Another Kind
- First edition
- Author: Chad Oliver
- Cover artist: Richard M. Powers
- Language: English
- Genre: Science fiction
- Publisher: Ballantine Books
- Publication date: 1955
- Publication place: United States
- Media type: Print (hardback)
- Pages: 190
- OCLC: 301196212

= Another Kind =

1955 collection of science fiction short stories by Chad Oliver

Another Kind is a collection of science fiction short stories by American writer Chad Oliver.
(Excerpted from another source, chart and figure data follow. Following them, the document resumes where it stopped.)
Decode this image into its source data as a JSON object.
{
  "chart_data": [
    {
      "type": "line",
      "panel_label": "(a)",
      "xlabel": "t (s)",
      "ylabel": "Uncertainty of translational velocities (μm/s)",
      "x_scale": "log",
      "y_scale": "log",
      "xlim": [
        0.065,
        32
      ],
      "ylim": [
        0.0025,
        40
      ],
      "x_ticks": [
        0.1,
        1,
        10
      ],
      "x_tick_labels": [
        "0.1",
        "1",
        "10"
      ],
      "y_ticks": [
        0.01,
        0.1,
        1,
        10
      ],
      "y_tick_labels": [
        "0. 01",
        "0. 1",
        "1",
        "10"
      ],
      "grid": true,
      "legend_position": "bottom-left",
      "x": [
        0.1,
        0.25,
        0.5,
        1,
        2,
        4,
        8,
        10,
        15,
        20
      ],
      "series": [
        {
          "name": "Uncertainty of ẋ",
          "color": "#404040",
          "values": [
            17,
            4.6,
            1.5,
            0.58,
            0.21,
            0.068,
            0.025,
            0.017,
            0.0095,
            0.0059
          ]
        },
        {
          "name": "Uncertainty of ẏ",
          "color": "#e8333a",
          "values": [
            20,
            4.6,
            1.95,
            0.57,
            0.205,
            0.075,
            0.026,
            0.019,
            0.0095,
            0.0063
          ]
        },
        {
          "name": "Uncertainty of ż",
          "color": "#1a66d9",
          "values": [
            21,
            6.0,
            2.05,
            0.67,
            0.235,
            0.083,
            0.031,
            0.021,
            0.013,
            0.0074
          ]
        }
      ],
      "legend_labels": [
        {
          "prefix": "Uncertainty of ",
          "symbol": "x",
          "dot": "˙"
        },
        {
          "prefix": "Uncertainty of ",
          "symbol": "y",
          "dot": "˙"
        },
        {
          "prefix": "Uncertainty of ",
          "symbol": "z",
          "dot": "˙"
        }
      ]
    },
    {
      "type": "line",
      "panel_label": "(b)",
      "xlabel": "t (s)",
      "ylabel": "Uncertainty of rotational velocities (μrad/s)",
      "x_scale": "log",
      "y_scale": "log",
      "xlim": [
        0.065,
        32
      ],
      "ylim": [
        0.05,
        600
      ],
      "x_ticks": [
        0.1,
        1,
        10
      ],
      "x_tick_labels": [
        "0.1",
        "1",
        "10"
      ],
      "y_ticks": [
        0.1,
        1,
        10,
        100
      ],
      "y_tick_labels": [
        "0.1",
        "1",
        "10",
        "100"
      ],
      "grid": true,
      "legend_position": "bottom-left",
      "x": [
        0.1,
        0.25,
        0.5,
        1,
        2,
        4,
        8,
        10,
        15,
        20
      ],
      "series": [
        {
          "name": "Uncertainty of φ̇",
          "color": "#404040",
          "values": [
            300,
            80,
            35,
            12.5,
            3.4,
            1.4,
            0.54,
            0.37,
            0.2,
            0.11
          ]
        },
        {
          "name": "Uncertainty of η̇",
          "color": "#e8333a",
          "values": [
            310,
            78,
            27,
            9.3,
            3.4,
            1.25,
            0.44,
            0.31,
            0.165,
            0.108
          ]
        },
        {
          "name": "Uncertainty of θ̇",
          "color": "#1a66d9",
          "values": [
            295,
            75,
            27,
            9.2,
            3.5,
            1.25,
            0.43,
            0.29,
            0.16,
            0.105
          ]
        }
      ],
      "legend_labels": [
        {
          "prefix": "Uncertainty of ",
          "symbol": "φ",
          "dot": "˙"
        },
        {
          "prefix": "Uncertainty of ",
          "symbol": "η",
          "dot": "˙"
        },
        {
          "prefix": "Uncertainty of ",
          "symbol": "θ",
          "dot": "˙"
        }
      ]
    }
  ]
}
It was issued in hardcover and paperback by Ballantine Books in 1955 and a German translation was issued in 1965. It was Oliver's first collection.

==Contents==
- "The Mother of Necessity", (original)
- "Rite of Passage", (Astounding 1954)
- "Scientific Method", (Science-Fiction Plus 1953)
- "Night", (If 1955)
- "Transformer", (F&SF 1954)
- "Artifact", (F&SF 1955)
- "A Star Above It", (original)

"Scientific Method" was originally published as "Hands Across Space".

==Reception==
The New York Times reviewer Villiers Gerson faulted Oliver's "uniformly quiet, underwritten style," declaring the "cumulative effect" of the stories was "emotional monotony; too cerebral for more than mild entertainment, they are clever fugues written in a minor key." The Hartford Courant's George W. Earley praised Oliver's "excellent stories", saying he "has created some compellingly believable alien and earthly civilizations".